Background and Education
Colin Larkin was born in Dagenham in 1949 in an area of Essex that was largely populated by workers in the car industry. Although the post-war years proved lucrative for the Ford motor company, Larkin was raised in relative poverty in the largest area of council housing in the United Kingdom, in the suburbs that surrounded the Ford plant. The Becontree estate in Dagenham began as a conglomeration of 27,000 "homes for heroes", and had no recognisable town centre.

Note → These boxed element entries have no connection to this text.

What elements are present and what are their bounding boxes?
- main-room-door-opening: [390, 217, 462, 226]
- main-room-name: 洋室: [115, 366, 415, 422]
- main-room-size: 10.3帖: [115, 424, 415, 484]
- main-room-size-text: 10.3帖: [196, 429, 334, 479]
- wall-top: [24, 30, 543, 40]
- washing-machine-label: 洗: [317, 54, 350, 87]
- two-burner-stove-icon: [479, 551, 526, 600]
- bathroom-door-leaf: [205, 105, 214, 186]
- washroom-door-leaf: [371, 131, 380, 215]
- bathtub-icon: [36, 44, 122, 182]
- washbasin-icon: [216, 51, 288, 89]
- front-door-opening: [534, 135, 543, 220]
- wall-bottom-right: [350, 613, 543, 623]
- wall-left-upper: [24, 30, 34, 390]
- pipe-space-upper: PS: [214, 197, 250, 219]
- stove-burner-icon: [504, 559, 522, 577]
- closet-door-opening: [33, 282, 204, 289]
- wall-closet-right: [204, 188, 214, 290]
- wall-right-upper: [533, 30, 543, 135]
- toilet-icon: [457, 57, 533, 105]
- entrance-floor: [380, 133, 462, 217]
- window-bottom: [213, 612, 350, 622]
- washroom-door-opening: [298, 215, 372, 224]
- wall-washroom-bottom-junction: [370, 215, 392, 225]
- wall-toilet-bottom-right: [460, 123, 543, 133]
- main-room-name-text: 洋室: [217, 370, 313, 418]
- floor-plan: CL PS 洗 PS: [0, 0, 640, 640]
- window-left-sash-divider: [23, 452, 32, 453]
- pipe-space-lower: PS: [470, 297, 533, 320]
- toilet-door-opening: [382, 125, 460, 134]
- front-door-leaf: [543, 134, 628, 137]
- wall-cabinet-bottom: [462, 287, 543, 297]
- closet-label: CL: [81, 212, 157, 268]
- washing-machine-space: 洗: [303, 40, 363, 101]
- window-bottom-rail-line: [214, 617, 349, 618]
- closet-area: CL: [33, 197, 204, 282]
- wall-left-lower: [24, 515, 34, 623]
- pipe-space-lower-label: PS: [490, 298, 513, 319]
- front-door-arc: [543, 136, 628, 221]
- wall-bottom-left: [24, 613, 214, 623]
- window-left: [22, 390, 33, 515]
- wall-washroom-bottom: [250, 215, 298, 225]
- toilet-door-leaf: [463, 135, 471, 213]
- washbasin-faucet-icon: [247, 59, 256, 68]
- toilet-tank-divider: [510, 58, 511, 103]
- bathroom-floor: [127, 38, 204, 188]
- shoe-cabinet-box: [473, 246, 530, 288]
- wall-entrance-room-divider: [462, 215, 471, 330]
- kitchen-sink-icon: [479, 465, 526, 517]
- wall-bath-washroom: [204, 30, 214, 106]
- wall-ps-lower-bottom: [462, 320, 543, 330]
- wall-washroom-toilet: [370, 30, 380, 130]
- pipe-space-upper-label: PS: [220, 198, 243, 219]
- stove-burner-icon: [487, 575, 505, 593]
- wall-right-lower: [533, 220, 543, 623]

Larkin spent much of his early childhood attending the travelling fair where his father, who worked by day as a plumber for the council, moonlighted on the waltzers to make ends meet. It was in the fairground, against a background of Little Richard on the wind-up 78 rpm turntables, that Larkin acquired his passion for the world of popular music, and a taste for exotic pattern and vivid colour, which would re-surface in later years in books on Islamic Art and Architecture, and Oriental rugs.
In the 1950s Larkin attended the South East Essex County Technical High School following which, under his own initiative he obtained an apprenticeship as a commercial artist, enabling him to take a sandwich course at the London College of Printing (now the London College of Communication). There he studied typography and book design. and was influenced by the typeface designer Eric Gill, who is associated with the Arts and Crafts movement.